Participation in PY6 of Direct Contracting will be available to all DCEs, both those scheduled to begin the performance period this April and others scheduled to launch in January 2022.
A key enhancement made to the DC model by CMMI is an improved capitation glide path. Instead of having to accept 100% capitation from the start of the program, individual participating primary care physicians now have the option to select their own capitation percentages starting with minimal floors, ranging from 5% of revenue in 2022 to 20% in 2024.
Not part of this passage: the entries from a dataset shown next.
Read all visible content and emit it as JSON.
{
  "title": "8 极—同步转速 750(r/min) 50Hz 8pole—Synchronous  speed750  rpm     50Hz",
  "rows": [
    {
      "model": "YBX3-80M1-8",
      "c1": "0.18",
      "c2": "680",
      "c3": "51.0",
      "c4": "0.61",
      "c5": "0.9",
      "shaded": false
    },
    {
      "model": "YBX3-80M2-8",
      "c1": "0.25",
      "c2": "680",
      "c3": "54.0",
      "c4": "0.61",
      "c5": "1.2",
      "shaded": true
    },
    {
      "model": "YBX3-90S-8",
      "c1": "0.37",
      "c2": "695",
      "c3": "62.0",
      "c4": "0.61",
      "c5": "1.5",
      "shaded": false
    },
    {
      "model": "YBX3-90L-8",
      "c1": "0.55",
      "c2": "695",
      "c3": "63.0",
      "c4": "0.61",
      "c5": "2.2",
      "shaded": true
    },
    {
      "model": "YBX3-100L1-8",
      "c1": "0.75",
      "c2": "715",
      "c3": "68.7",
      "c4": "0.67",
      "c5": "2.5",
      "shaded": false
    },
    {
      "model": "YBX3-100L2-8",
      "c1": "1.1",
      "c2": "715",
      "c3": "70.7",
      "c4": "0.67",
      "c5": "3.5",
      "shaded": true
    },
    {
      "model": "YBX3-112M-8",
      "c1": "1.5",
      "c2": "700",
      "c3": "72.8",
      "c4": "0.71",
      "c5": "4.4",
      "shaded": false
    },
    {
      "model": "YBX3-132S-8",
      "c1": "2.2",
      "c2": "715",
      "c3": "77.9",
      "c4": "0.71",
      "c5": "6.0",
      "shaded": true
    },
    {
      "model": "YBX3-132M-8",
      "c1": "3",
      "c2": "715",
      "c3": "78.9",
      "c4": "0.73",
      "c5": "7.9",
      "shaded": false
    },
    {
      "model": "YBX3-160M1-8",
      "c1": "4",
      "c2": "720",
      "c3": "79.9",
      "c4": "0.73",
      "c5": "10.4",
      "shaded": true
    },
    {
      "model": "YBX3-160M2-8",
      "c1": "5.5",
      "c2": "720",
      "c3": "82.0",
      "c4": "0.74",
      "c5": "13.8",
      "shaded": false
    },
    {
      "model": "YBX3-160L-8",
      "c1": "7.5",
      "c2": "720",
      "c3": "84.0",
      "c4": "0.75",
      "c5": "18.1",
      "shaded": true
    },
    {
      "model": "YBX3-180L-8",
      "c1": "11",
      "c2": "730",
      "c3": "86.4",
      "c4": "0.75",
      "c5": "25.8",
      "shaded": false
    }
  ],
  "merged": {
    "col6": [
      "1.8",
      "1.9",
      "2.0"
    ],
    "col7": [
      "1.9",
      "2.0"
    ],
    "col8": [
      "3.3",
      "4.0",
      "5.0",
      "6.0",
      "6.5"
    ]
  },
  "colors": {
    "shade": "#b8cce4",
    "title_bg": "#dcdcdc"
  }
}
This occurs before they must transition to full capitation in 2025 and 2026, the final 2 years of the program. Another enhancement is increased payment flexibility due to DCEs not having the choice to procure at least 2% of the benchmark in enhanced payments, no matter what their base Primary Care Capitation percentages are.
Evaluating the industry response
According to the CMS Innovation Center, there are a total of 51 DCEs participating in the Direct Contracting model implementation period to prepare for the first performance year that begins on April 1, 2021. Most of these participants are medical groups and ACOs who will serve Medicare fee-for-service beneficiaries in 39 states and Washington, D.C. and Puerto Rico.
Though there has been a mostly positive response to the Direct Contracting program, some industry groups have asked CMS to release more details on the model’s financial specifications. Others have requested that the agency consider an increased shared savings rate for professional DCEs, lower discount levels for DCE benchmarks and a waiver for the 2% retention withhold.